My first objective was to generate all possible positions (start and end) for hgnc_symbol, using for that purpose "start_position" and "end_position" attributes. Till that step, no problem:
# define which mart to use
human_ensembl <- biomaRt::useEnsembl(biomart = "genes", dataset = "hsapiens_gene_ensembl")
# generate all possible attributes with pattern "start_position"
biomaRt::searchAttributes(human_ensembl, pattern = "start_position")
name description page
10 start_position Gene start (bp) feature_page
210 start_position Gene start (bp) structure
250 start_position Gene start (bp) homologs
2929 start_position Gene start (bp) snp
2973 start_position Gene start (bp) snp_somatic
3018 start_position Gene start (bp) sequences
# generate all possible attributes with pattern "hgnc_symbol"
biomaRt::searchAttributes(human_ensembl, pattern = "hgnc_symbol")
name description page
62 hgnc_symbol HGNC symbol feature_page
# check with two genes if we can retrieve both information
gene_positions <- biomaRt::getBM(attributes= c("start_position", "end_position", "hgnc_symbol"), filters=c("hgnc_symbol"), values = c("ABCF1", "ABO"), mart=human_ensembl)
head(gene_positions)
start_position end_position hgnc_symbol
1 30649829 30675633 ABCF1
2 30563598 30589402 ABCF1
First question is how is chosen attribute "start_position" in that case, as it matches exactly six inputs in reference attribute database?

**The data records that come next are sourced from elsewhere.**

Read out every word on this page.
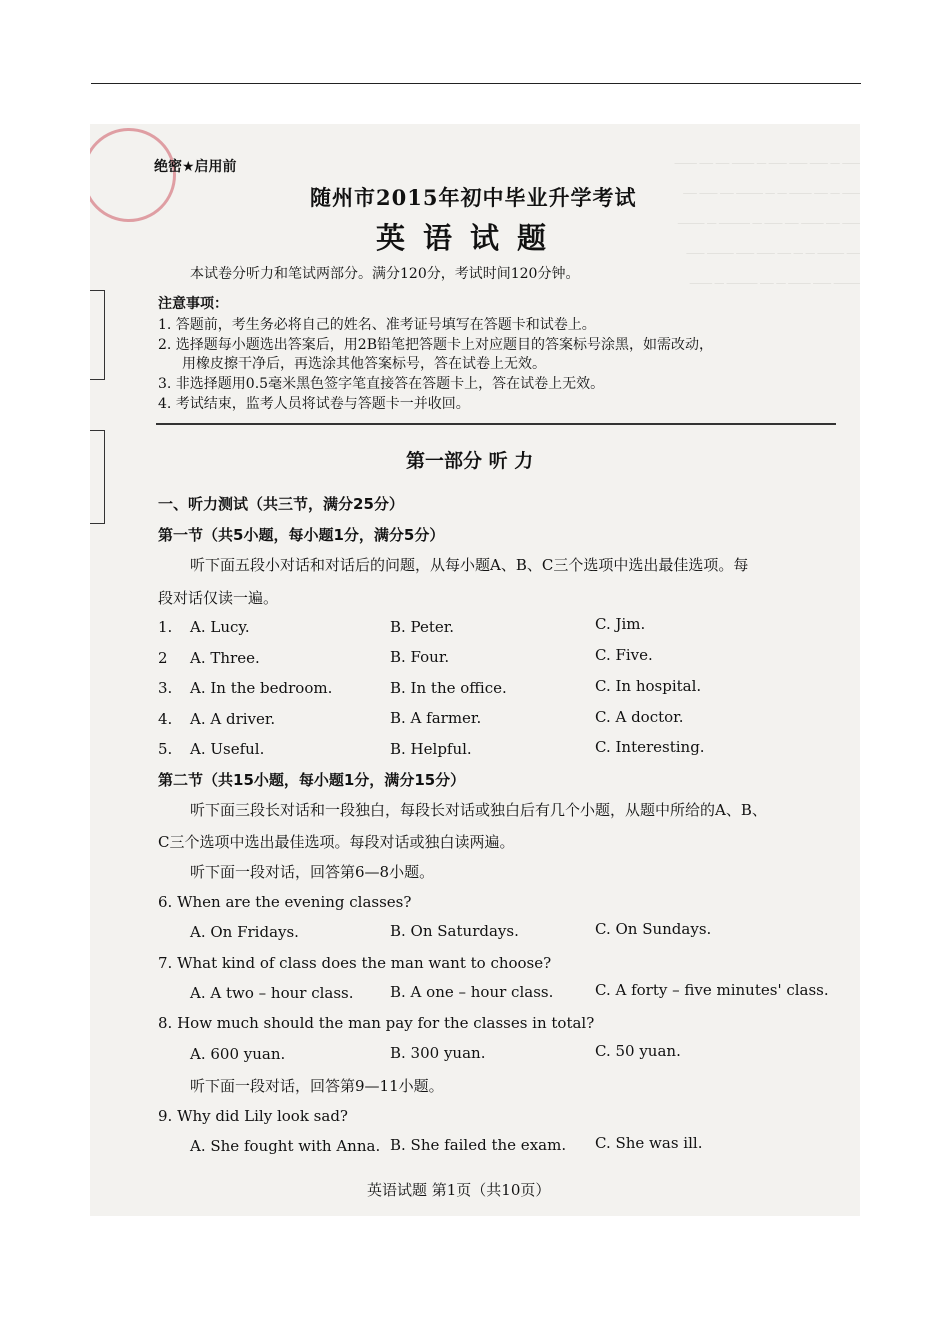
‾‾‾‾ ‾‾ ‾‾‾‾ ‾‾‾‾ ‾‾‾‾ ‾‾ ‾‾‾‾‾ ‾‾‾ ‾‾‾ ‾‾‾‾‾
‾‾‾‾ ‾‾ ‾‾‾ ‾‾‾‾‾ ‾‾ ‾‾ ‾‾‾‾‾‾ ‾‾‾ ‾‾‾‾ ‾‾‾
‾‾‾‾ ‾‾‾ ‾‾‾‾‾ ‾‾‾ ‾‾‾‾ ‾‾ ‾‾‾‾‾‾‾ ‾‾ ‾‾‾‾‾‾
‾‾‾ ‾‾‾‾‾‾ ‾‾ ‾‾ ‾‾‾ ‾‾‾‾ ‾‾‾‾ ‾‾‾‾‾‾ ‾‾‾‾
‾‾‾‾‾‾ ‾‾‾‾ ‾‾‾‾‾ ‾‾ ‾‾‾ ‾‾‾‾‾‾‾ ‾‾ ‾‾‾‾‾
绝密★启用前
随州市2015年初中毕业升学考试
英语试题
本试卷分听力和笔试两部分。满分120分，考试时间120分钟。
注意事项：
1. 答题前，考生务必将自己的姓名、准考证号填写在答题卡和试卷上。
2. 选择题每小题选出答案后，用2B铅笔把答题卡上对应题目的答案标号涂黑，如需改动，
用橡皮擦干净后，再选涂其他答案标号，答在试卷上无效。
3. 非选择题用0.5毫米黑色签字笔直接答在答题卡上，答在试卷上无效。
4. 考试结束，监考人员将试卷与答题卡一并收回。
第一部分 听 力
一、听力测试（共三节，满分25分）
第一节（共5小题，每小题1分，满分5分）
听下面五段小对话和对话后的问题，从每小题A、B、C三个选项中选出最佳选项。每
段对话仅读一遍。
1. A. Lucy.	B. Peter.	C. Jim.
2 A. Three.	B. Four.	C. Five.
3. A. In the bedroom.	B. In the office.	C. In hospital.
4. A. A driver.	B. A farmer.	C. A doctor.
5. A. Useful.	B. Helpful.	C. Interesting.
第二节（共15小题，每小题1分，满分15分）
听下面三段长对话和一段独白，每段长对话或独白后有几个小题，从题中所给的A、B、
C三个选项中选出最佳选项。每段对话或独白读两遍。
听下面一段对话，回答第6—8小题。
6. When are the evening classes?
A. On Fridays.	B. On Saturdays.	C. On Sundays.
7. What kind of class does the man want to choose?
A. A two – hour class. B. A one – hour class.	C. A forty – five minutes' class.
8. How much should the man pay for the classes in total?
A. 600 yuan.	B. 300 yuan.	C. 50 yuan.
听下面一段对话，回答第9—11小题。
9. Why did Lily look sad?
A. She fought with Anna. B. She failed the exam. C. She was ill.
英语试题 第1页（共10页）
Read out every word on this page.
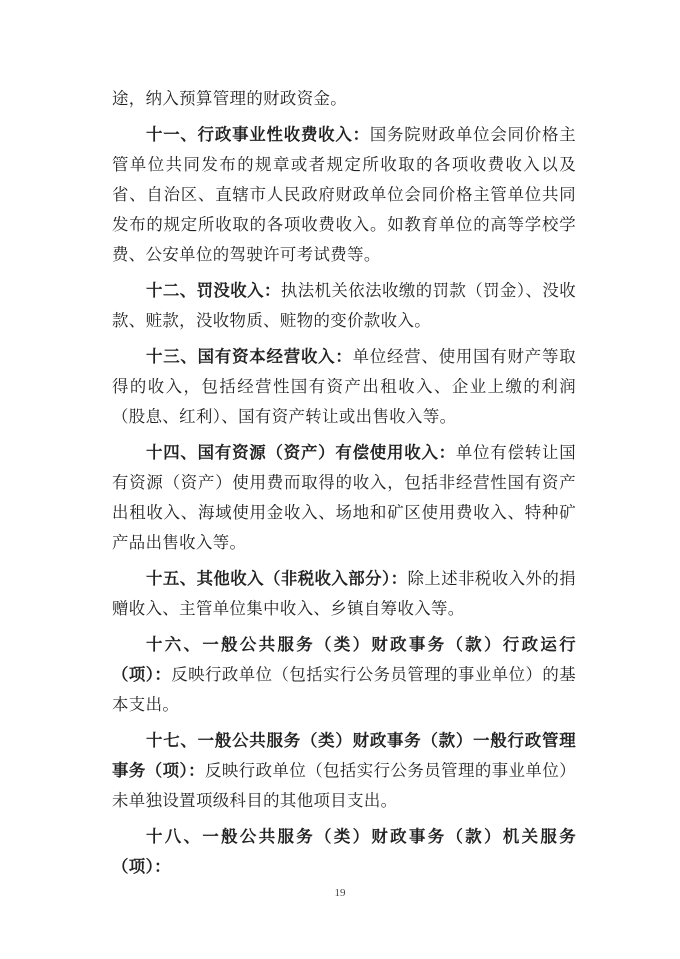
途，纳入预算管理的财政资金。

十一、行政事业性收费收入：国务院财政单位会同价格主管单位共同发布的规章或者规定所收取的各项收费收入以及省、自治区、直辖市人民政府财政单位会同价格主管单位共同发布的规定所收取的各项收费收入。如教育单位的高等学校学费、公安单位的驾驶许可考试费等。

十二、罚没收入：执法机关依法收缴的罚款（罚金）、没收款、赃款，没收物质、赃物的变价款收入。

十三、国有资本经营收入：单位经营、使用国有财产等取得的收入，包括经营性国有资产出租收入、企业上缴的利润（股息、红利）、国有资产转让或出售收入等。

十四、国有资源（资产）有偿使用收入：单位有偿转让国有资源（资产）使用费而取得的收入，包括非经营性国有资产出租收入、海域使用金收入、场地和矿区使用费收入、特种矿产品出售收入等。

十五、其他收入（非税收入部分）：除上述非税收入外的捐赠收入、主管单位集中收入、乡镇自筹收入等。

十六、一般公共服务（类）财政事务（款）行政运行（项）：反映行政单位（包括实行公务员管理的事业单位）的基本支出。

十七、一般公共服务（类）财政事务（款）一般行政管理事务（项）：反映行政单位（包括实行公务员管理的事业单位）未单独设置项级科目的其他项目支出。

十八、一般公共服务（类）财政事务（款）机关服务（项）：

19
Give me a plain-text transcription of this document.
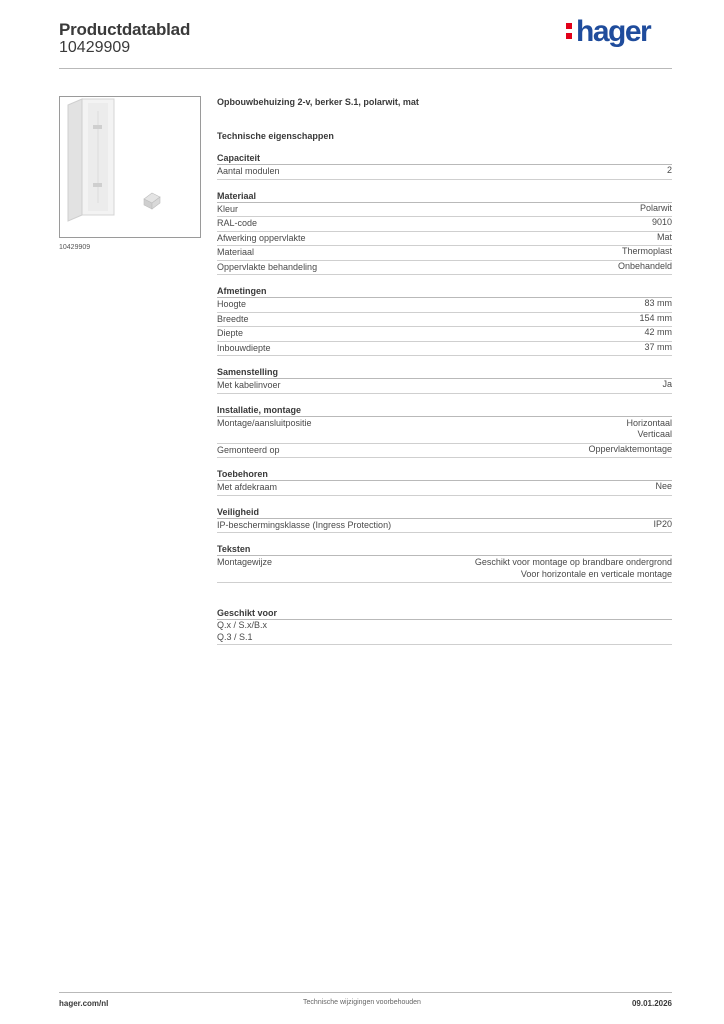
Productdatablad
10429909	hager
10429909
Opbouwbehuizing 2-v, berker S.1, polarwit, mat
Technische eigenschappen
Capaciteit
Aantal modulen	2
Materiaal
Kleur	Polarwit
RAL-code	9010
Afwerking oppervlakte	Mat
Materiaal	Thermoplast
Oppervlakte behandeling	Onbehandeld
Afmetingen
Hoogte	83 mm
Breedte	154 mm
Diepte	42 mm
Inbouwdiepte	37 mm
Samenstelling
Met kabelinvoer	Ja
Installatie, montage
Montage/aansluitpositie	Horizontaal
Verticaal
Gemonteerd op	Oppervlaktemontage
Toebehoren
Met afdekraam	Nee
Veiligheid
IP-beschermingsklasse (Ingress Protection)	IP20
Teksten
Montagewijze	Geschikt voor montage op brandbare ondergrond
Voor horizontale en verticale montage
Geschikt voor
Q.x / S.x/B.x
Q.3 / S.1
hager.com/nl	Technische wijzigingen voorbehouden	09.01.2026
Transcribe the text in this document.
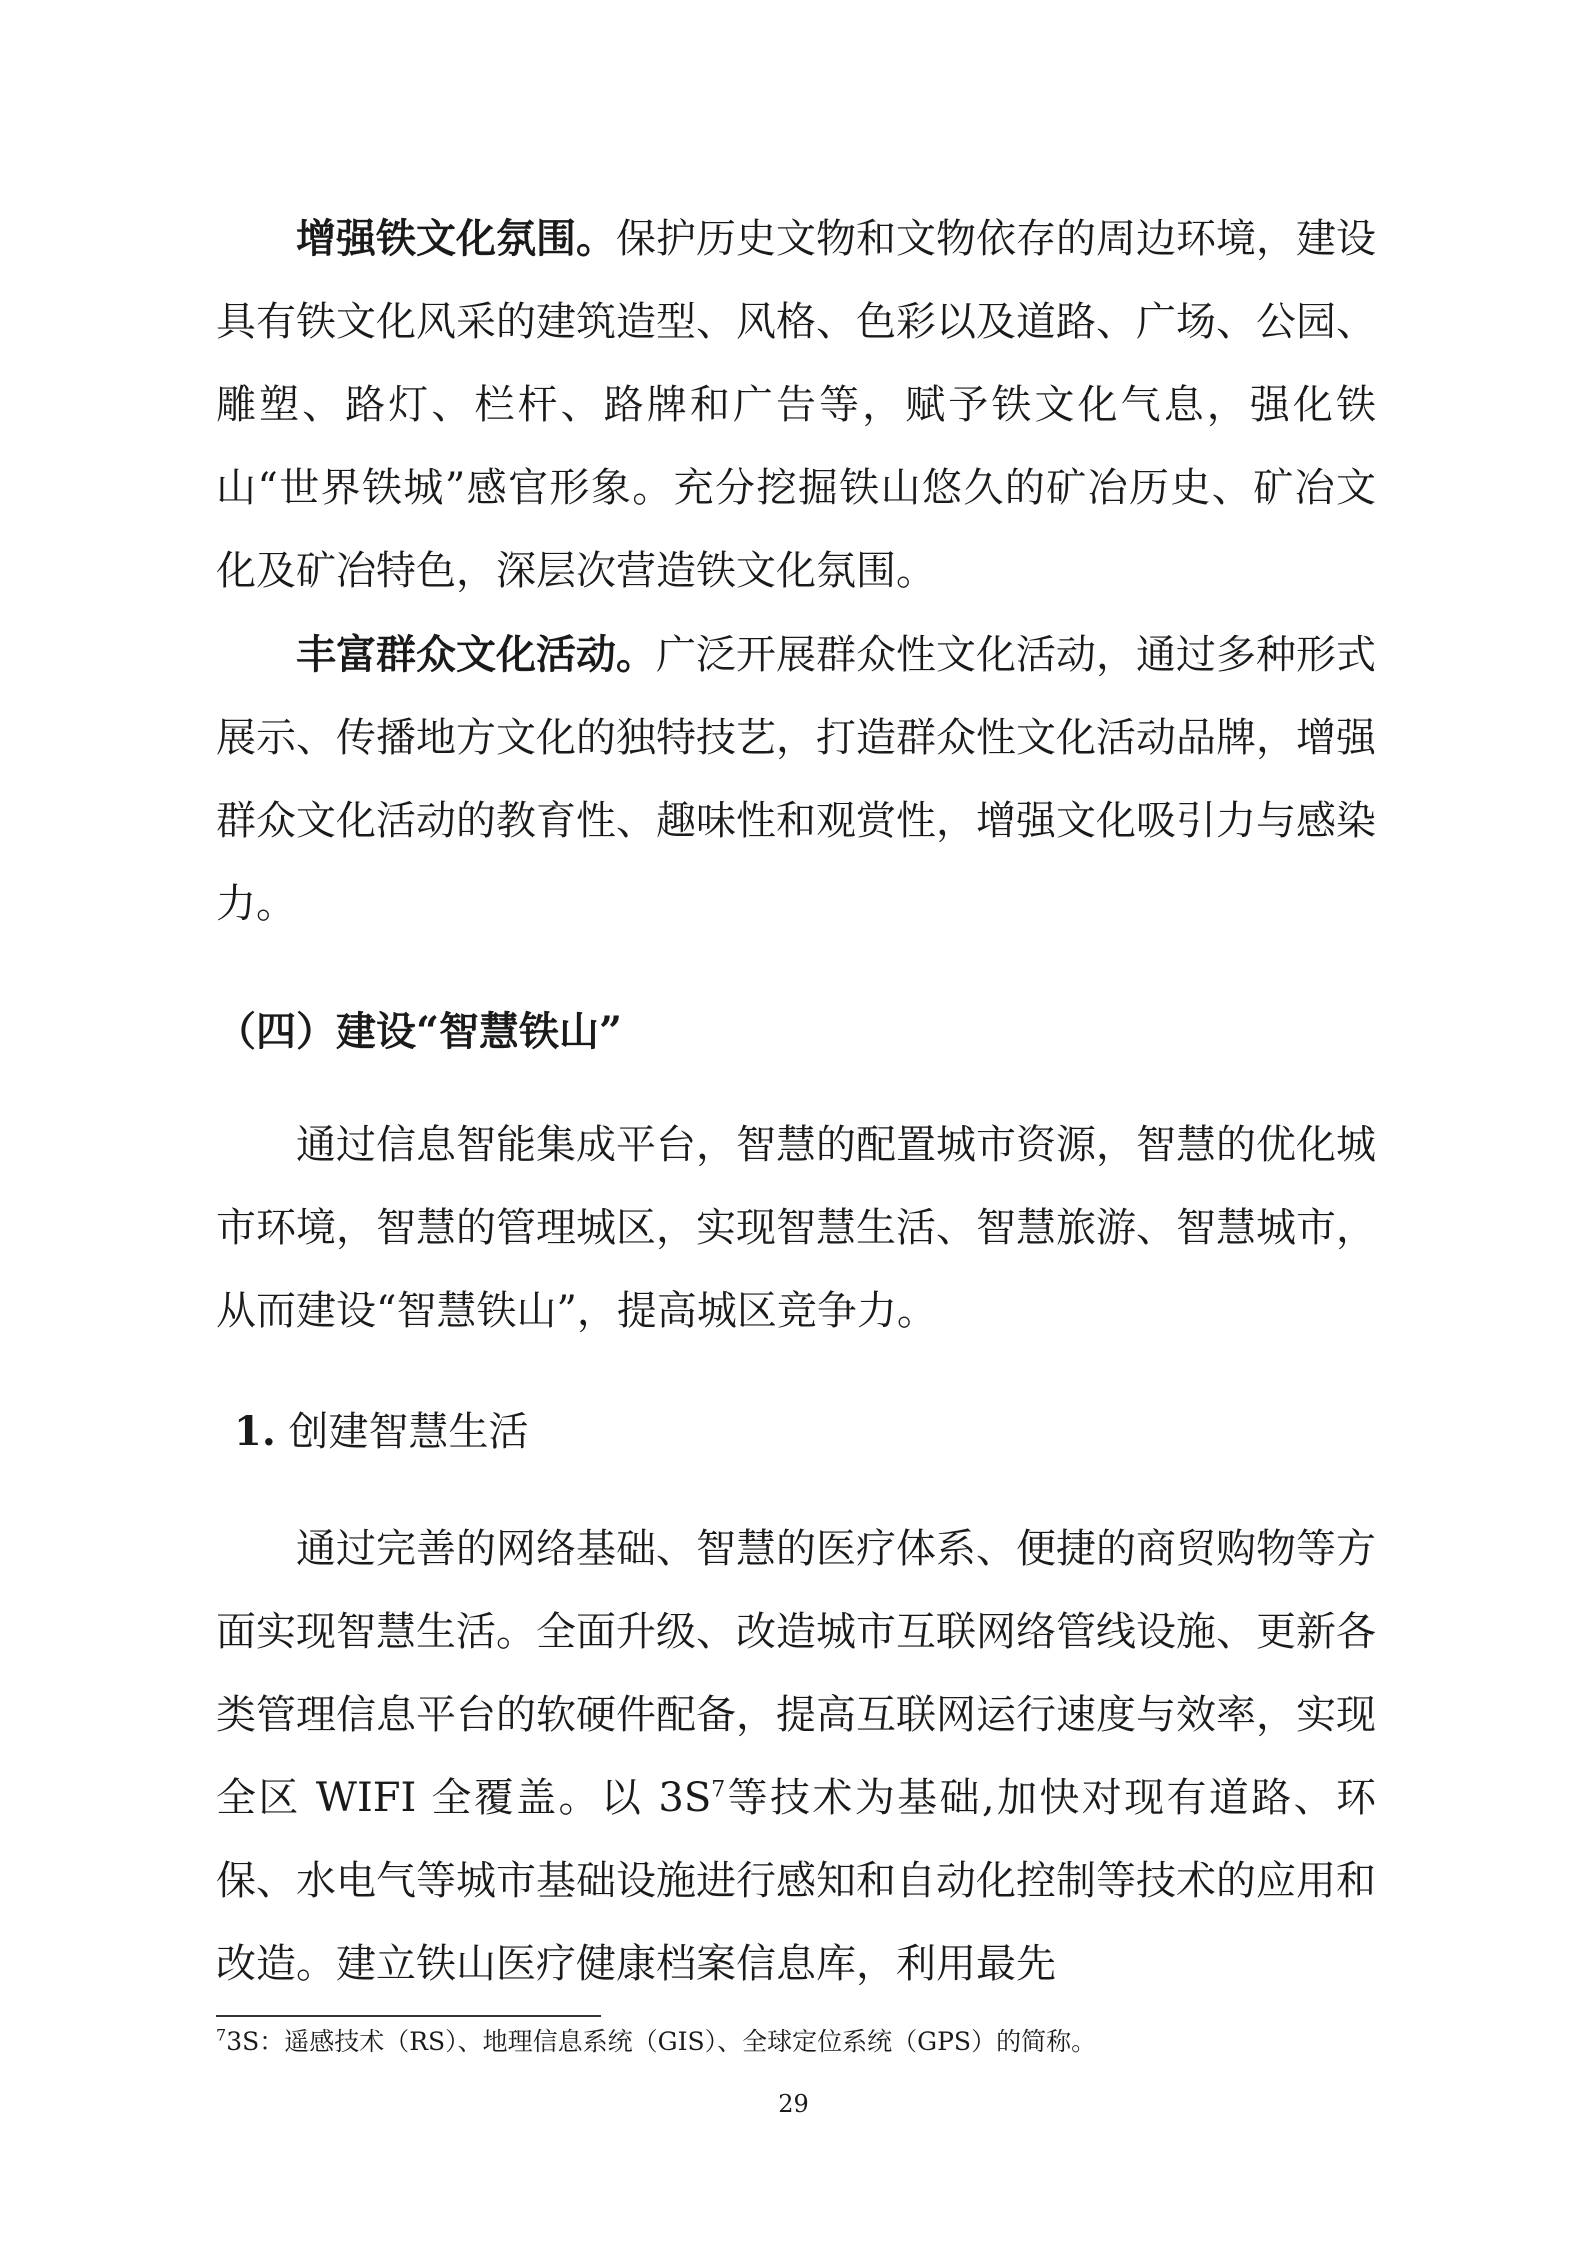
增强铁文化氛围。保护历史文物和文物依存的周边环境，建设具有铁文化风采的建筑造型、风格、色彩以及道路、广场、公园、雕塑、路灯、栏杆、路牌和广告等，赋予铁文化气息，强化铁山“世界铁城”感官形象。充分挖掘铁山悠久的矿冶历史、矿冶文化及矿冶特色，深层次营造铁文化氛围。

丰富群众文化活动。广泛开展群众性文化活动，通过多种形式展示、传播地方文化的独特技艺，打造群众性文化活动品牌，增强群众文化活动的教育性、趣味性和观赏性，增强文化吸引力与感染力。

（四）建设“智慧铁山”

通过信息智能集成平台，智慧的配置城市资源，智慧的优化城市环境，智慧的管理城区，实现智慧生活、智慧旅游、智慧城市，从而建设“智慧铁山”，提高城区竞争力。

1. 创建智慧生活

通过完善的网络基础、智慧的医疗体系、便捷的商贸购物等方面实现智慧生活。全面升级、改造城市互联网络管线设施、更新各类管理信息平台的软硬件配备，提高互联网运行速度与效率，实现全区 WIFI 全覆盖。以 $3S^7$等技术为基础,加快对现有道路、环保、水电气等城市基础设施进行感知和自动化控制等技术的应用和改造。建立铁山医疗健康档案信息库，利用最先

$^7$3S：遥感技术（RS）、地理信息系统（GIS）、全球定位系统（GPS）的简称。
29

Second objective was then to retrieve all cdna positions (as I suppose it lists all possible mature transcripts):
# generate all possible attributes with pattern "cdna_coding_start"
biomaRt::searchAttributes(human_ensembl, pattern = "cdna_coding_start")
name description page
233 cdna_coding_start cDNA coding start structure
3025 cdna_coding_start CDS start (within cDNA) sequences
3053 cdna_coding_start cDNA coding start sequences
# check with two genes if we can retrieve both information
transcript_positions <- biomaRt::getBM(attributes= c("cdna_coding_start", "hgnc_symbol"), filters=c("hgnc_symbol"), values = c("ABCF1", "ABO"), mart=human_ensembl)
Error in .processResults(postRes, mart = mart, sep = sep, fullXmlQuery = fullXmlQuery, :
Query ERROR: caught BioMart::Exception::Usage: Attributes from multiple attribute pages are not allowed
This time, it doesn't work. Attributes come from different pages, however, you can perform searches with "hgnc_id" and "cdna", wherease they also come from several pages. So what is the true reason I can't perform such requests? And how can I get all cdna_start_position for a given hgnc_symbol?
# generate all possible attributes with pattern "^cdna$"
biomaRt::searchAttributes(human_ensembl, pattern = "^cdna$")
name description page
3007 cdna cDNA sequences sequences
# check with two genes if we can retrieve both information
transcript_sequences <- biomaRt::getBM(attributes= c("cdna", "hgnc_symbol"), filters=c("hgnc_symbol"), values = c("ABCF1", "ABO"), mart=human_ensembl)
dim(transcript_sequences)
[1] 24 2
As you can note, cdna and hgnc_symbol come from different pages, without causing any issues in the request.
Sorry for long post, here's my session info:
sessionInfo()
R version 4.0.2 (2020-06-22)
Platform: x86_64-pc-linux-gnu (64-bit)
Running under: CentOS Linux 7 (Core)
Matrix products: default
BLAS: /softhpc/R/4.0.2/lib64/R/lib/libRblas.so
LAPACK: /softhpc/R/4.0.2/lib64/R/lib/libRlapack.so
locale:
[1] LC_CTYPE=en_US.UTF-8 LC_NUMERIC=C LC_TIME=en_US.UTF-8
[4] LC_COLLATE=en_US.UTF-8 LC_MONETARY=en_US.UTF-8 LC_MESSAGES=en_US.UTF-8
[7] LC_PAPER=en_US.UTF-8 LC_NAME=C LC_ADDRESS=C
[10] LC_TELEPHONE=C LC_MEASUREMENT=en_US.UTF-8 LC_IDENTIFICATION=C
attached base packages:
[1] stats graphics grDevices datasets utils methods base
other attached packages:
[1] bmkanalysis_1.0.1.9001 testthat_3.0.1
Thanks for your suggest, hoping one day that both nomenclature (HGNC and Ensembl) collaborate more, such that you can get at once all relevant information for a given gene.